There’s a couple of reasons I decided to make this a pass:
if every issue is flagged as a vulnerability, people give up and don’t actually fix any of them
if SSRs are flagged as issues, then it’s impossible for that page redirect checkpoint to ever be a pass for a restricted page
the server-side redirect issue is already on Bubble’s radar. There’s steps they’re taking to improve this, along with general app security/defaults, which is great.
In the future, I may attach a ‘sensitivity’ or ‘risk’ value to each issue. That takes into account not how serious it is, but how exploitable it is. For example, open Data API endpoints are very risky as they’re trivial to find. Missing workflow conditions, for example, are less risky as they’re harder to find.
That’ll allow users to filter and decide what level of bulletproof they want their app to be. Of course, I hope everyone will make it as secure as possible, but failing that, I will do whatever I can to make it worth their time to fix at least some issues.
What’s the point of the visibility scanner? Isn’t this effectively the same as making every group visible? “Just assume everything is visible” should be good enough.
It should be, but seeing is believing, and in well built apps with plenty of reuseable elements, it’s not always straightforward to identify what you have put on a page,
In the same way, ‘assume privacy rules are the only thing you protect your data’ is correct - it doesn’t mean people know what data is public and believe that it is public.
But privacy rules aren’t all or nothing like page visibility.
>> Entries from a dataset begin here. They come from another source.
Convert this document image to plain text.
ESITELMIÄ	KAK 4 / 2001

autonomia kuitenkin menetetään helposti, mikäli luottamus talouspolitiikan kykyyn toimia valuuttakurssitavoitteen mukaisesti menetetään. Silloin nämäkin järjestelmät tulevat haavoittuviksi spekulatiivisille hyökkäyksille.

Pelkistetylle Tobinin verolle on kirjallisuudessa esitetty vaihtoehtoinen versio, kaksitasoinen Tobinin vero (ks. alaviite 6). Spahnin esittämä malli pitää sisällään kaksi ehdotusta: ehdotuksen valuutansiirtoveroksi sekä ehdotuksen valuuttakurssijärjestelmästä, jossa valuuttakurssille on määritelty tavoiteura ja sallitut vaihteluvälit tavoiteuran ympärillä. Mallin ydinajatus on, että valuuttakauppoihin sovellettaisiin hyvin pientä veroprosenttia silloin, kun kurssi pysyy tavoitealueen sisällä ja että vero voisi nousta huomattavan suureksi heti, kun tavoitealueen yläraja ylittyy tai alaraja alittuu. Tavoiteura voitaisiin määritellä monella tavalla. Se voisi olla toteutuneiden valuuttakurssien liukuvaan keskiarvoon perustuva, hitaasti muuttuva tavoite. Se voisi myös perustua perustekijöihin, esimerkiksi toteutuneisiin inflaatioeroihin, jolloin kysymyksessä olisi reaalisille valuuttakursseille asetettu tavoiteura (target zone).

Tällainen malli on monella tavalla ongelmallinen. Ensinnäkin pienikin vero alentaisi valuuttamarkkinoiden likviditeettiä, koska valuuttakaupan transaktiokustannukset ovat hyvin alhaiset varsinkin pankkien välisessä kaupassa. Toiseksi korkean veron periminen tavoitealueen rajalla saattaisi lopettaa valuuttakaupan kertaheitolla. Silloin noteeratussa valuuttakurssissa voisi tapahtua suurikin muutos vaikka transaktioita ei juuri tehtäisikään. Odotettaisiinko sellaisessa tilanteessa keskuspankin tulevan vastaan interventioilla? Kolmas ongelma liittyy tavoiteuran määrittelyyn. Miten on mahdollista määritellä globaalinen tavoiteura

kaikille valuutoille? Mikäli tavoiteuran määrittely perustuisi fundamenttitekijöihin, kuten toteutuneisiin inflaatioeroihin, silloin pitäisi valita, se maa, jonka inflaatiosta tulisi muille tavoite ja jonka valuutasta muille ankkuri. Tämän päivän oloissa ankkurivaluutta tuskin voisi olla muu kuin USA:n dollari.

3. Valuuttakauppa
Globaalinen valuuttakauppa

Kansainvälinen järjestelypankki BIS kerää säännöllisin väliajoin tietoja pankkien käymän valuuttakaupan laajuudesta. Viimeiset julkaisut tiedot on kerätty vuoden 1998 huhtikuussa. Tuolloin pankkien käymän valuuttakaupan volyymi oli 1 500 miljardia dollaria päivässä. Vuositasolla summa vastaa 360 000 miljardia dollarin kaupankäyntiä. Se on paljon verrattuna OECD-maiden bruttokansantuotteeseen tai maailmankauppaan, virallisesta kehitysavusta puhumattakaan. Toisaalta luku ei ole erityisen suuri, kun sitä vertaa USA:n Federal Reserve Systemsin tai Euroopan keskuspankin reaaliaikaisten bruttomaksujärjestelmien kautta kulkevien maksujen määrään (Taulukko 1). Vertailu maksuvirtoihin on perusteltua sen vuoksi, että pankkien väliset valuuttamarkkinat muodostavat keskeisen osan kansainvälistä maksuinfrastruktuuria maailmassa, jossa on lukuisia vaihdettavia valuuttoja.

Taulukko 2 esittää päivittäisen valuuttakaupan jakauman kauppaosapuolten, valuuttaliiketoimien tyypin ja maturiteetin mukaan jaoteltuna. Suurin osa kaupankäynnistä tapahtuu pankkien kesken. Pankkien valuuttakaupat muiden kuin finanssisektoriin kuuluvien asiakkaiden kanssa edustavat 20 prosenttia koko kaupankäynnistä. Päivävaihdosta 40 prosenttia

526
I guess reusables could be a fair point but really if you internalize “all of it is public” then that page seems pointless.
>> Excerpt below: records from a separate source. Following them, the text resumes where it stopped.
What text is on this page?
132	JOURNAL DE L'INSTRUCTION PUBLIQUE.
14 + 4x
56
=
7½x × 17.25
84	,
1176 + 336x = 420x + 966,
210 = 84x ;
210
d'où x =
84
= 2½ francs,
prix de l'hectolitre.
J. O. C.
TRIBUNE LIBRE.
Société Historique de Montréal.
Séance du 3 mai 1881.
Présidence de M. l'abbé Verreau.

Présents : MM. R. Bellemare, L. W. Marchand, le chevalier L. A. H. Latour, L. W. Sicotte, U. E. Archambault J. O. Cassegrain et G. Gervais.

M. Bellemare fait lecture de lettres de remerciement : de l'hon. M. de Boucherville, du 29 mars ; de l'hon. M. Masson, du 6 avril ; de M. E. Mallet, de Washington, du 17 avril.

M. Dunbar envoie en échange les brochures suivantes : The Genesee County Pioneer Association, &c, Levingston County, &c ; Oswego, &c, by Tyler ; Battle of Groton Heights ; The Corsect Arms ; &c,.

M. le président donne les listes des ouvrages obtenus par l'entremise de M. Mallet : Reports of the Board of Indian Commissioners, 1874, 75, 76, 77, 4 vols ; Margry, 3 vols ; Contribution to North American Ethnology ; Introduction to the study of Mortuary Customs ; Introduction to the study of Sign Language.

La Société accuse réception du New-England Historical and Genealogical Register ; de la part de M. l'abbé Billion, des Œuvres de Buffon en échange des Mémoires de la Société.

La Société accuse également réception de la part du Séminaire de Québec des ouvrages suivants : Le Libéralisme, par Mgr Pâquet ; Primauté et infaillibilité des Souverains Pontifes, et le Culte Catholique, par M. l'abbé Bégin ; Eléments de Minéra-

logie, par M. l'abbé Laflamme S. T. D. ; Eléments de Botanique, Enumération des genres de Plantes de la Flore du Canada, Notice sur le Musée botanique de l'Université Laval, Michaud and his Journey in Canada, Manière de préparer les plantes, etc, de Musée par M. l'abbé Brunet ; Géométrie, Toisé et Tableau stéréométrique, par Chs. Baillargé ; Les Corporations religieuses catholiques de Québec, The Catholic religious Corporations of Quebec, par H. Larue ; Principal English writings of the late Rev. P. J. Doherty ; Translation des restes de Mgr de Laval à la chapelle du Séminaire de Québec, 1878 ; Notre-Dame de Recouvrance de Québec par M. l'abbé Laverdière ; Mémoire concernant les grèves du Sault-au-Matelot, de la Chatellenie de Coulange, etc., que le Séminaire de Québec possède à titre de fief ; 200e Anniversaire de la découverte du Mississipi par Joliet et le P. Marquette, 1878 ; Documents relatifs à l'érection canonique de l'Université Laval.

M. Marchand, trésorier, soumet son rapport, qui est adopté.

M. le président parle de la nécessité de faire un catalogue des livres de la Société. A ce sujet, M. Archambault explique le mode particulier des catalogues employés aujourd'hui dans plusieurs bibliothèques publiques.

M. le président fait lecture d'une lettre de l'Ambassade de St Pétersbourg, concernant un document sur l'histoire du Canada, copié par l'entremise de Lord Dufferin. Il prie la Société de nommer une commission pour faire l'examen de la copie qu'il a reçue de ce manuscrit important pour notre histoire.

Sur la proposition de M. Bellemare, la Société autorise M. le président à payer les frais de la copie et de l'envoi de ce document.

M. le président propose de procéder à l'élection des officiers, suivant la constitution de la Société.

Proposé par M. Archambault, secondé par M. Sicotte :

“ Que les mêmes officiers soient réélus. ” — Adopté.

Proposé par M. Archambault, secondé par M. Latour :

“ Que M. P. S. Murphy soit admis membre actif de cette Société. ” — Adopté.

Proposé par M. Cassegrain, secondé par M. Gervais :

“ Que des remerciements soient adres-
Are you planning on releasing a toggle for LLM-enabled features?
I’m very excited to announce that NQU Secure now includes an analytics suite - free for every Bubble app!
No cookies, no limits.
In my experience running an agency, I’ve seen countless apps operating without basic analytics, making it impossible to understand user behaviour and improve the product effectively. Without proper tracking, you’re essentially flying blind - unable to measure growth, identify bottlenecks, or make data-driven decisions.
Our new analytics suite solves these challenges with:
real-time user activity review
user journey exploration, linked to their Bubble account
privacy first design, with all analytics are stored on our EU-based servers with zero cookies required
This is of course a foundation for future features including workload monitoring, error tracking, and advanced log capabilities.
The analytics dashboard is designed to be simple, intuitive and actionable. It’s not designed to replace a powerhouse tool, because those are a pain to use. It’s designed to give you the key information you need to know who’s using your apps, when, and how.